A falta de investimento privado em ciência e inovação é um problema que penaliza Portugal no presente e que nos trará enormes dissabores no futuro se não mudarmos de atitude. Ao longo das últimas décadas, o país fez um investimento consistente na qualificação dos seus cidadãos, contando hoje com indicadores – por exemplo, ao nível dos doutorados e das publicações científicas – que não nos envergonham nas comparações internacionais. Mas tudo muda quando analisamos a transposição desse conhecimento, dessas competências que soubemos conquistar, para a economia e para as empresas. Temos as ferramentas, mas, aparentemente, ainda não aprendemos enquanto sociedade a explorar todo o seu potencial.
Isso mesmo foi tornado claro pelo mais recente Ranking Europeu da Inovação, da Comissão Europeia, referente a 2020, no qual, pela primeira vez em vários anos, Portugal registou uma descida de sete lugares. Não descemos devido à pandemia, uma vez que os dados em análise são anteriores. Nem descemos, refira-se, por uma eventual quebra do investimento público. De resto, ao nível dos apoios públicos à investigação e desenvolvimento (I&D) no setor privado, estamos nesse ranking acima da média comunitária (125%).
O que penalizou o desempenho nacional no ranking foi precisamente a inclusão de indicadores novos que dizem diretamente respeito à iniciativa privada. As nossas empresas investem em I&D cerca de 50% do que fazem os seus parceiros comunitários, sendo que por trabalhador essa percentagem baixa para os 25%. As exportações de bens e serviços de alta tecnologia registam valores igualmente baixos, tal como outro indicador, mais antigo, mas onde teimamos em não melhorar, que é o registo de patentes.
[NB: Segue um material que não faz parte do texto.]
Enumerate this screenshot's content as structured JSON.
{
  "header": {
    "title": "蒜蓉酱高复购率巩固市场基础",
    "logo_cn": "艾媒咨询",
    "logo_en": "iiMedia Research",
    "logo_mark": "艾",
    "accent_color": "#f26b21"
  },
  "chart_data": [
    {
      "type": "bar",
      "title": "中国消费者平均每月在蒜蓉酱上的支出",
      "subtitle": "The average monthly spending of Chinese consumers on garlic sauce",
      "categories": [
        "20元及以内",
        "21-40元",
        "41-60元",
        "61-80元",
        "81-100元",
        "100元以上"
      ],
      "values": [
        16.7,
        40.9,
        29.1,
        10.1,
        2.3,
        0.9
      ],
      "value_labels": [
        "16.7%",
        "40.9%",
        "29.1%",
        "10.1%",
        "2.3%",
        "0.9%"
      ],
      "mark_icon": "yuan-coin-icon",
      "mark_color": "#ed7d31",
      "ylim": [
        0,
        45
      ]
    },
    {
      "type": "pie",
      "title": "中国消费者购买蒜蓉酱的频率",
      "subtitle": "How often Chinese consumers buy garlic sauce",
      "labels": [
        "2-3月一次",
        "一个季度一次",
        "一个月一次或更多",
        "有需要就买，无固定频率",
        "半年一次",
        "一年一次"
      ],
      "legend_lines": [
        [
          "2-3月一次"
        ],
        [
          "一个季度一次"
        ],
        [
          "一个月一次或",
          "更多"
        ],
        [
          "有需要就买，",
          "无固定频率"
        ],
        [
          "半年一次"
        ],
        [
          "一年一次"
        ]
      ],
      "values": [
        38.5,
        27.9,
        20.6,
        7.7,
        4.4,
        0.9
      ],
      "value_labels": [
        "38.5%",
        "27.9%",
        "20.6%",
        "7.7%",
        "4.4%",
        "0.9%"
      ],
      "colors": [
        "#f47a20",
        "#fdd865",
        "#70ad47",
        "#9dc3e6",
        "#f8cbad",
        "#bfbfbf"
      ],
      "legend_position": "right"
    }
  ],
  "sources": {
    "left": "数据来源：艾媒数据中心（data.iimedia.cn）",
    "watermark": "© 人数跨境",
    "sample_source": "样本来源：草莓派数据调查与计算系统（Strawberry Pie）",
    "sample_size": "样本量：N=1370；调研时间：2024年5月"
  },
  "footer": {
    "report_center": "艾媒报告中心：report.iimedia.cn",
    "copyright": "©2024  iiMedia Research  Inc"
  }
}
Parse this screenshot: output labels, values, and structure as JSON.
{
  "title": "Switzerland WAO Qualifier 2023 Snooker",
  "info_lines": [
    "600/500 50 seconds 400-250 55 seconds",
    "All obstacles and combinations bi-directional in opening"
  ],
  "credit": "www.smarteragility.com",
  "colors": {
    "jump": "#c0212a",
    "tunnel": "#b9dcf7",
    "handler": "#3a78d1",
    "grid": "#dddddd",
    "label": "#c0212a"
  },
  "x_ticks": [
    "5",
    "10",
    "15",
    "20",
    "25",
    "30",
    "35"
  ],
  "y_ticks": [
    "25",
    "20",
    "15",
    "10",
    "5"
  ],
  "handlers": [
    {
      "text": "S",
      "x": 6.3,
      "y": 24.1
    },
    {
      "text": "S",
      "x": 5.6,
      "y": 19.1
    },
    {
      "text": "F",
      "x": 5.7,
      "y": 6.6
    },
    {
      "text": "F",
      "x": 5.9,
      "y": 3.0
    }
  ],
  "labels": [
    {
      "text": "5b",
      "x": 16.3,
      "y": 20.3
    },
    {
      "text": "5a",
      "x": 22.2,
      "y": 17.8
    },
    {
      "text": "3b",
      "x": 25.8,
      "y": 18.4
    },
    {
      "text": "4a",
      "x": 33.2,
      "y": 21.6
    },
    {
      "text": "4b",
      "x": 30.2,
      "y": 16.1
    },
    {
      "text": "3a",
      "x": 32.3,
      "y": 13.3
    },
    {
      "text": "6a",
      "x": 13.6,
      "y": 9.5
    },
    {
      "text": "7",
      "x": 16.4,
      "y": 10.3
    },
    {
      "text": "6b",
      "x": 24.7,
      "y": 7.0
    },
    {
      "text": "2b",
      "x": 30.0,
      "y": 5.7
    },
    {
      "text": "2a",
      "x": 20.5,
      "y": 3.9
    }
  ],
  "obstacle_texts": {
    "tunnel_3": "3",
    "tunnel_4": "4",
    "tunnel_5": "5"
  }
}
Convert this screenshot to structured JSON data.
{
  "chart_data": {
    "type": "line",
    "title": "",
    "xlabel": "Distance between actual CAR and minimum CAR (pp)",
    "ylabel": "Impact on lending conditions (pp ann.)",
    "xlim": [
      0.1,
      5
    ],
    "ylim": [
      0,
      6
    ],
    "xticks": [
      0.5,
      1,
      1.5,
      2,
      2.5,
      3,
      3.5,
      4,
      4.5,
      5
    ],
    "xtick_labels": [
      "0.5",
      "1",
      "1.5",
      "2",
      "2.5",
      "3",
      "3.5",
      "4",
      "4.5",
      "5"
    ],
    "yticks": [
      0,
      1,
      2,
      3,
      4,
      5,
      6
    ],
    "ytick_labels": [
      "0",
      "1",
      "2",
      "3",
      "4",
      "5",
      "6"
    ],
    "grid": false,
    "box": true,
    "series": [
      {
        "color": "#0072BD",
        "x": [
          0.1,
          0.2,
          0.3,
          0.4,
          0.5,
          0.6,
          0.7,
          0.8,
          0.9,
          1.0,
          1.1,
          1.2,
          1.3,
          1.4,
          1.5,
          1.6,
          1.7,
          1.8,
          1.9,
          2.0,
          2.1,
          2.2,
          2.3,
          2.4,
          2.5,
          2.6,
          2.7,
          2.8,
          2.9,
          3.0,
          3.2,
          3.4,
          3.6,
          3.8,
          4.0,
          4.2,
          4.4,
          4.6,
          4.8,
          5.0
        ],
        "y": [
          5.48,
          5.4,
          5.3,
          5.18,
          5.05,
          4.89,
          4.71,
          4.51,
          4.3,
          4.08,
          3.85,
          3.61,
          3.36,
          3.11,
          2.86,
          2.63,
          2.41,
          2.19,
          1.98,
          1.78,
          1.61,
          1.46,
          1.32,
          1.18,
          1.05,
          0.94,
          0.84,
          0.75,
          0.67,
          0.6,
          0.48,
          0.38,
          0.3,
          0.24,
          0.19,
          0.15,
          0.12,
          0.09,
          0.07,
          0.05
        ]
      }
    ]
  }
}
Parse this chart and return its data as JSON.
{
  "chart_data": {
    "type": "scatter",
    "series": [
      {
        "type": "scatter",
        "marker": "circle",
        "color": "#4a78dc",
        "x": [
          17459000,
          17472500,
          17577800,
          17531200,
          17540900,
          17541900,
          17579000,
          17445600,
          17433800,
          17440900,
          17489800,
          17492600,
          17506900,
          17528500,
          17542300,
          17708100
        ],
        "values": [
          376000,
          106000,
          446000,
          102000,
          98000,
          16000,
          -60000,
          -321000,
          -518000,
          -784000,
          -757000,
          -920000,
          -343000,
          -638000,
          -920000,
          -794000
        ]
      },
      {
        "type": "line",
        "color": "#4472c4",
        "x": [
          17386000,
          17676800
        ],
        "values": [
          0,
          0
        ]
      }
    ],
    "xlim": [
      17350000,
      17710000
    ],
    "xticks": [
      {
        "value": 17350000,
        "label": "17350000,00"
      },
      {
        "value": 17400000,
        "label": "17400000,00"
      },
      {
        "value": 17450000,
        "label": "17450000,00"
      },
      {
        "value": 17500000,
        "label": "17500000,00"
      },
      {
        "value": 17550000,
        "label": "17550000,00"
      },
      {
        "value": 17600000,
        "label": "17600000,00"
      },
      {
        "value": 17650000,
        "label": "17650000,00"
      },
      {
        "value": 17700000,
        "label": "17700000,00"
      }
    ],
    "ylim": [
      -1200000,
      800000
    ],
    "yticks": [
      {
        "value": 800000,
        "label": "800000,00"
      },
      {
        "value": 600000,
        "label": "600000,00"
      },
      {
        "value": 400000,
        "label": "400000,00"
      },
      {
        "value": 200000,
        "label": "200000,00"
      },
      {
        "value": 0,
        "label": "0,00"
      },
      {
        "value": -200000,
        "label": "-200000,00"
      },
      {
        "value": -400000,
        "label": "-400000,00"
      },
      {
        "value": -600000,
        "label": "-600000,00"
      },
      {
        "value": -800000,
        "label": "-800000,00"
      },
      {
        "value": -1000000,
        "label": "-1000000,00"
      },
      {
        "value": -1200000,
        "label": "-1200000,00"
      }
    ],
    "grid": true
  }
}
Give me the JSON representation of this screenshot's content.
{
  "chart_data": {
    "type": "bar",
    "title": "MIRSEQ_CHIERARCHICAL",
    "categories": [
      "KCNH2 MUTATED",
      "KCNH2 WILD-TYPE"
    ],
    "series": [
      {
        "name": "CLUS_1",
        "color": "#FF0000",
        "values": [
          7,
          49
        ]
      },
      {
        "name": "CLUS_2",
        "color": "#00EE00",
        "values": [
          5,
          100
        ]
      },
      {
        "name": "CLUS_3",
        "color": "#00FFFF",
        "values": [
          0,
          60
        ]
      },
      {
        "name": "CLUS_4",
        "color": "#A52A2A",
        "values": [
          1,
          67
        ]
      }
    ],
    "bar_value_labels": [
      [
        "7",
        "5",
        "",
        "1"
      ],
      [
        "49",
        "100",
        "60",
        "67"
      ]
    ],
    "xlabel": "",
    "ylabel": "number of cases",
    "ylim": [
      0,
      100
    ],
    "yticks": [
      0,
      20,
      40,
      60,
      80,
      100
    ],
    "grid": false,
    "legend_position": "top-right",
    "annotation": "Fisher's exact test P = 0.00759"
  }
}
Um estudo da Direção-Geral de Estatísticas da Educação e da Ciência (DGEEC), divulgado na imprensa na semana passada, intitulado: “Empresas com mais despesa em atividades de I&D em 2020”, demonstra bem a dificuldade do tecido empresarial nacional em dar o salto para um ecossistema de inovação. No topo da lista dos “grandes” investidores nacionais, com uma ou outra exceção, encontram-se essencialmente empresas que se dedicam a bens e serviços. E todas com um foco muito significativo – em vários casos exclusivo – no mercado nacional.
Feito este retrato, importa perceber o que pode ser feito para mudarmos de paradigma. Ainda que o investimento público não seja hoje um problema, há um trabalho que pode e deve ser feito pelos governos. Nomeadamente ao nível do combate à burocracia e da adoção de incentivos que criem as condições propícias à inovação. Ninguém acredita que as empresas não querem investir em inovação. Se não o fazem é pelo menos em parte porque continuam a existir constrangimentos fortes.
Mas, além disso, as próprias empresas precisam de interiorizar a necessidade de mudar de estratégia, e de procurarem mais ativamente oportunidades de se reinventarem. Como relatora pelo Parlamento Europeu de diversas parcerias com a indústria, em setores como a Aviação, a Ferrovia, a Energia, o Ambiente, o Digital e a Saúde, ficaria muito satisfeita se assistisse a um aumento significativo da participação das empresas nacionais nestes programas, que lhes permitiriam partilhar esforços integrando consórcios, aprender com quem já deu este passo. Por exemplo, com a Bélgica, um país relativamente pequeno, ainda que com uma população comparável à nossa, que tem feito das exportações de produtos resultantes do investimento em I&D um dos seus segredos.
Se não dermos este passo agora, numa altura em que todos os programas e fundos europeus – dos orçamentos comunitários aos planos de recuperação e resiliência – estão virados para a inovação, como grande ferramenta para alcançarmos as transições verde e digital, passaremos muito tempo a correr atrás do prejuízo.